10. The “Katseli Law” was drafted—for the overwhelming majority of its provisions—by the then Secretary General for Consumer Protection, Mr. Dimitrios Spyrakos, a lawyer with extensive experience and a long history in consumer advocacy movements. Dimitrios Spyrakos is a prominent member of PASOK and currently serves as secretary of PASOK’s private debt relief division.

11. Evidently, the “Katseli Law” was introduced under the political responsibility of the then-minister in charge, Ms.

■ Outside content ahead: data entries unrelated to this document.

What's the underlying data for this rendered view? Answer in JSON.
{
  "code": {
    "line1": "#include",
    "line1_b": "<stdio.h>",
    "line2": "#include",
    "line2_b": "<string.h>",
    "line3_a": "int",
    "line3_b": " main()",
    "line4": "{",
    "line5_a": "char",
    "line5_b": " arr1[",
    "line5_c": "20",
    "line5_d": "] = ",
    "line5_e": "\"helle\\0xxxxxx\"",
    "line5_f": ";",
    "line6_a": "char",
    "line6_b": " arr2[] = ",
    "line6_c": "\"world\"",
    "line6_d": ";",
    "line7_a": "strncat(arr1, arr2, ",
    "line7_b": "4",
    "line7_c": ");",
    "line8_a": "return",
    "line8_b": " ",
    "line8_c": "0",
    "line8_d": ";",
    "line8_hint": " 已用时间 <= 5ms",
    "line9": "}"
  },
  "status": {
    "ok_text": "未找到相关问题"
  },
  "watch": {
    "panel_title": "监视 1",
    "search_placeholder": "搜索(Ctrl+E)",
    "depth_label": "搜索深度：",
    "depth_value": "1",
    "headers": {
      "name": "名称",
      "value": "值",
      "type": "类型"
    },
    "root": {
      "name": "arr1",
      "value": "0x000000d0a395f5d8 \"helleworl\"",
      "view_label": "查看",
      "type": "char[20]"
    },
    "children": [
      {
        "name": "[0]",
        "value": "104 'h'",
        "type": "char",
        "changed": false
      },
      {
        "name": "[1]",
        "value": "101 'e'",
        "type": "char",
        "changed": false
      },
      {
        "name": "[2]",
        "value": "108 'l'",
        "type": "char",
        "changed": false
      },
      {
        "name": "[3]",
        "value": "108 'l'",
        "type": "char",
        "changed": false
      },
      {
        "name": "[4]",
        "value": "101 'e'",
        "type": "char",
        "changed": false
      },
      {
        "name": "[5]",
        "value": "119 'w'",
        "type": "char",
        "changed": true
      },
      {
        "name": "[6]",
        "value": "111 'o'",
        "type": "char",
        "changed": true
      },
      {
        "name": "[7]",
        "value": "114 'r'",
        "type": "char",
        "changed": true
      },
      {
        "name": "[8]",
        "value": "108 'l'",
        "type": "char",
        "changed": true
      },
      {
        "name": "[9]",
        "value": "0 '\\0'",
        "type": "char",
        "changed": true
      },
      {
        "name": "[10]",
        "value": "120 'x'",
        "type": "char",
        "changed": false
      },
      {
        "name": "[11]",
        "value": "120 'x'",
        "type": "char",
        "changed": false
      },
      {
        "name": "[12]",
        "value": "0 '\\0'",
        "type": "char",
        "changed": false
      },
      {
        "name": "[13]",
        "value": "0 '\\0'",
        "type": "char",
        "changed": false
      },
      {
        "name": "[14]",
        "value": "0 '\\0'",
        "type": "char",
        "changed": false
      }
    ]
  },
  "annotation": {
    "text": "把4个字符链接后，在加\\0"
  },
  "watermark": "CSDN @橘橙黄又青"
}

Louka Katseli.
It was approved by the cabinet of the PASOK government under Prime Minister George Papandreou and passed in Parliament by the “heroic” PASOK parliamentary group during the 2009–2012 term (and New Democracy had also voted in favor at the time, with Mr. Kostis Hatzidakis as the rapporteur—though it later vilified the very law it had passed!).
Whatever personal political choices Ms. Katseli may have made do not absolve SYRIZA and its leadership of their consistently negative stance toward the “Katseli Law.”

History cannot be erased, it cannot be swept under the rug, and it cannot be rewritten.

Borrowers know that ONLY PASOK thought of them, supported them, and defended them IN PRACTICE!

And it will do so again when our citizens give us the first mandate.